In January the company guided for 2023 sales to advance to $97.5 billion and adjusted earnings to be up in a modest fashion to $10.50 per share, as a $162 per share valuation in January looked quite reasonable. Net debt came in at $16 billion, a very modest debt load. Worrisome is that the Third Circuit Court of Appeals ruled against the usage of bankruptcy to shield Johnson from the lawsuits related to the talc asbestos issues.
With ten thousands potential lawsuits in play, the risks and realistic price tag of such legal outcome is very hard to estimate, but it is clear that these liabilities have not disappeared here. While this uncertainty was not welcome, I liked the ability to buy some shares in the high $150s given the excellent earnings power of the business.
And Now? – Kenvue
After having picked up a few more shares in March in the $150s shares have now settled at $162 again. In the meantime we have seen the release of the first quarter results by the business, but moreover the public offering of Kenvue.
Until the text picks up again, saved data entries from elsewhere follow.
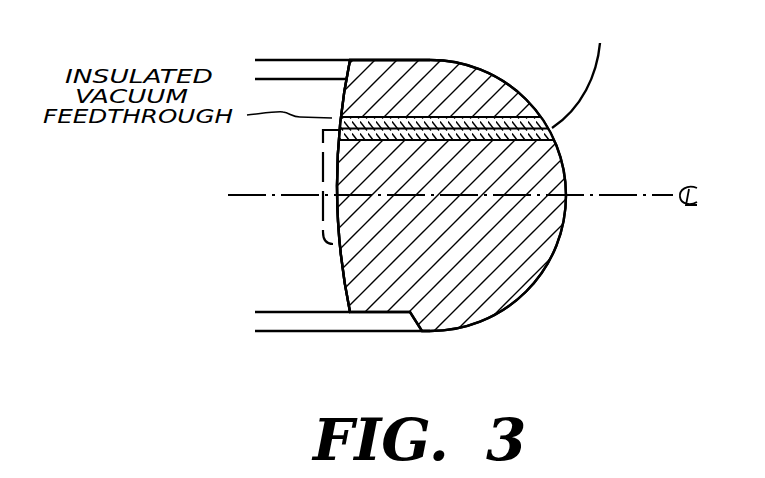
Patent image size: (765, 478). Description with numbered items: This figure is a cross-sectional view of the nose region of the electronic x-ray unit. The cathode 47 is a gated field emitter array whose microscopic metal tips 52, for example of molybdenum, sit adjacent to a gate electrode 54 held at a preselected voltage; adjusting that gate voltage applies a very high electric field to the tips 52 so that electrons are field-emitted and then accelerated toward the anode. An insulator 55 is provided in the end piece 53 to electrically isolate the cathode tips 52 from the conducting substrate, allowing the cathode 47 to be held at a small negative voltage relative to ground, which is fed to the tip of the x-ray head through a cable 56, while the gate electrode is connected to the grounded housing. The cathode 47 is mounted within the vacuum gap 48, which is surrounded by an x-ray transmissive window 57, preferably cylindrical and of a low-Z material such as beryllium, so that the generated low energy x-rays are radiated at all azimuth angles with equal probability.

The cathode 47 is at (313, 153).
The vacuum gap 48 is at (192, 200).
The metal tips 52 is at (323, 244).
The end piece 53 is at (492, 289).
The gate electrode 54 is at (318, 185).
The insulator 55 is at (554, 133).
The cable 56 is at (596, 55).
The x-ray transmissive window 57 is at (298, 68).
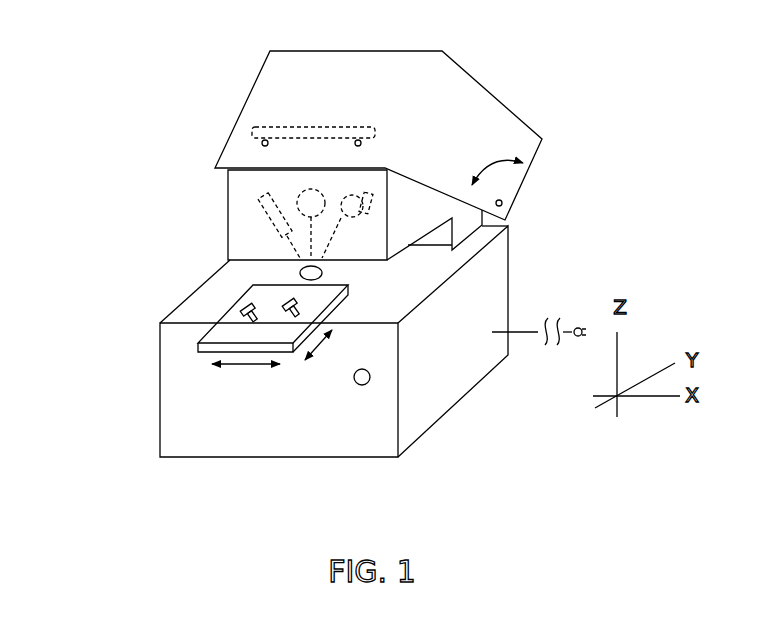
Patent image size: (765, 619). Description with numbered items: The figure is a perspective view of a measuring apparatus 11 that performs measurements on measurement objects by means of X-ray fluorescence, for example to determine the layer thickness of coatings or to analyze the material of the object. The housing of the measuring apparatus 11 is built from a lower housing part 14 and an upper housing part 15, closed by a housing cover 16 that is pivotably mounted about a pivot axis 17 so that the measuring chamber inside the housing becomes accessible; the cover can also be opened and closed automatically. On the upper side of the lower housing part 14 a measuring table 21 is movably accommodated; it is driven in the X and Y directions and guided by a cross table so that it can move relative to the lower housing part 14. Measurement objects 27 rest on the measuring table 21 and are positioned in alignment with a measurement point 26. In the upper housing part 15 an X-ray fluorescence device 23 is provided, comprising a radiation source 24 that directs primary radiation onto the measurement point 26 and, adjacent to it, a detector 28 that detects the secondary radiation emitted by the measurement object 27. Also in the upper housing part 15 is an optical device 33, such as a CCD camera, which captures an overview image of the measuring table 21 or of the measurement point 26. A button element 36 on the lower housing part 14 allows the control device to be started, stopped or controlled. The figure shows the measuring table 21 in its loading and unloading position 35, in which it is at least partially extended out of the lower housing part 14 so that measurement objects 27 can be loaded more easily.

The measuring apparatus 11 is at (360, 266).
The lower housing part 14 is at (180, 447).
The upper housing part 15 is at (228, 217).
The housing cover 16 is at (502, 130).
The pivot axis 17 is at (505, 203).
The measuring table 21 is at (195, 346).
The X-ray fluorescence device 23 is at (248, 228).
The radiation source 24 is at (297, 193).
The measurement point 26 is at (298, 273).
The measurement objects 27 is at (232, 320).
The detector 28 is at (257, 201).
The optical device 33 is at (355, 217).
The loading and unloading position 35 is at (192, 362).
The button element 36 is at (357, 385).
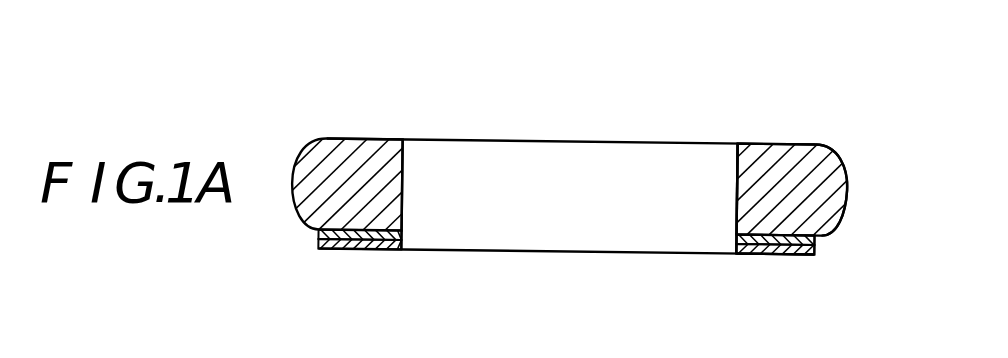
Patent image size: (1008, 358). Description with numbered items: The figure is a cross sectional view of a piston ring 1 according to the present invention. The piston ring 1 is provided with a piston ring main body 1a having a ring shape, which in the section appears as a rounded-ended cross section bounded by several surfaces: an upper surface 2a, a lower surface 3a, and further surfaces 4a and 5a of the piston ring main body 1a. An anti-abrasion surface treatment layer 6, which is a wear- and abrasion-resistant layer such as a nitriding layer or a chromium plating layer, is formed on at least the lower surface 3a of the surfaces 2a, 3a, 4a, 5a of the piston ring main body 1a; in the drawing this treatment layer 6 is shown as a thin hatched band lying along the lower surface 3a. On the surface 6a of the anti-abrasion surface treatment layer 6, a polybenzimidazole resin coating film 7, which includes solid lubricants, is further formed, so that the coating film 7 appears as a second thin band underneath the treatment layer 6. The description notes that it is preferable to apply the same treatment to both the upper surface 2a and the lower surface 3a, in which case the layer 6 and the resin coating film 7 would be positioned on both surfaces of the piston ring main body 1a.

The piston ring 1 is at (358, 30).
The piston ring main body 1a is at (535, 140).
The upper surface 2a is at (779, 143).
The lower surface 3a is at (754, 257).
The surface 4a is at (847, 181).
The surface 5a is at (737, 187).
The anti-abrasion surface treatment layer 6 is at (318, 233).
The surface of the anti-abrasion surface treatment layer 6a is at (783, 257).
The polybenzimidazole resin coating film 7 is at (318, 247).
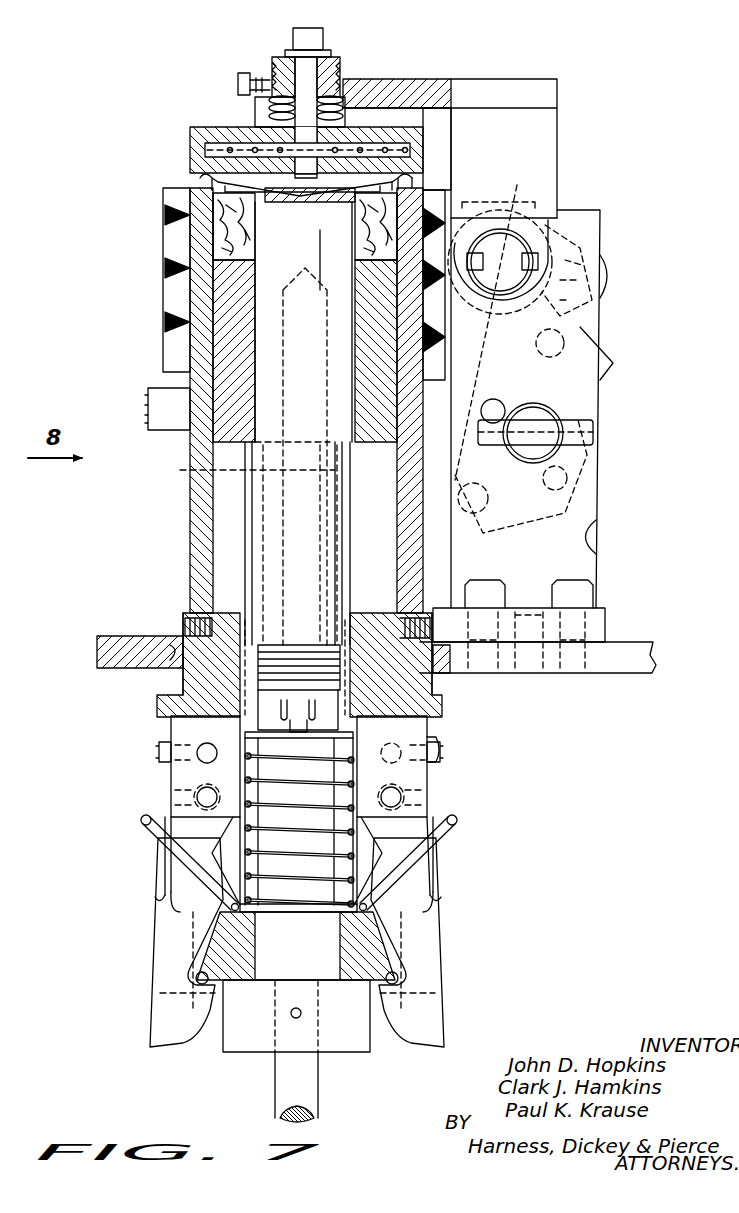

My mid-April, Johnson announced the first quarter results for 2023 with reported sales up 5.6% to $24.7 billion, as this number was even held back by a stronger dollar, as otherwise growth came in around 9%. Adjusted earnings fell a percent to $7.1 billion as modest buybacks made that earnings per share rosy by a penny to $2.68 per share. The company posted a minimal GAAP loss due to a $6.9 billion litigation expense being taken.
On the back of the solid underlying trends, the company raised both the top line and bottom line guidance for the year, although in a relative minimal fashion.
The consumer health business posted $3.9 billion in sales in the first quarter, as this business has seen its IPO which I covered in this article. Kenvue went public at $22 per share, as the 173 million shares sold by Johnson grant it $3.8 billion in gross proceeds. The company holds about 1.72 billion shares in the company after the IPO and with these shares trading at $26 and change, that remaining stake is valued in excess of $45 billion as well.
Moreover, Kenvue has assumed $7.7 billion in net debt, so the sum of these three numbers can be attributed to Johnson & Johnson (assuming it would sell all of its shares) valuing its interest in Kenvue at more than $56 billion!
Concluding Thoughts
Johnson & Johnson reported a share count of 2.63 billion shares by the end of the first quarter, giving the company a $426 billion equity valuation. Net debt stood around $15 billion based on the 2022 results, for an enterprise valuation of around $441 billion. The $56 billion valuation in Kenvue is equal to 13% of the enterprise value, as Kenvue is responsible for about 16% of 2022 sales, albeit with a subpar margin profile.
Despite the substantial valuation attached to Kenvue, it is responsible for just over 10% of Johnson‘s valuation, and this valuation looks largely fair (at least in relation to Johnson‘s valuation, while I think that the standalone valuation of Kenvue is a bit rich). Given this conclusion it is not surprising that shares of Johnson hardly reacted in response to the IPO. If any, shares lost about a dollar in the second half of the week.
Given all this I remain constructive on Johnson & Johnson as the spin-off really does not alter the outlook for Johnson here, as I continue to be constructive on its long term potential, but cautious at the same time given the talc asbestos concerns.
Analyst’s Disclosure: I/we have a beneficial long position in the shares of JNJ either through stock ownership, options, or other derivatives. I wrote this article myself, and it expresses my own opinions. I am not receiving compensation for it (other than from Seeking Alpha). I have no business relationship with any company whose stock is mentioned in this article.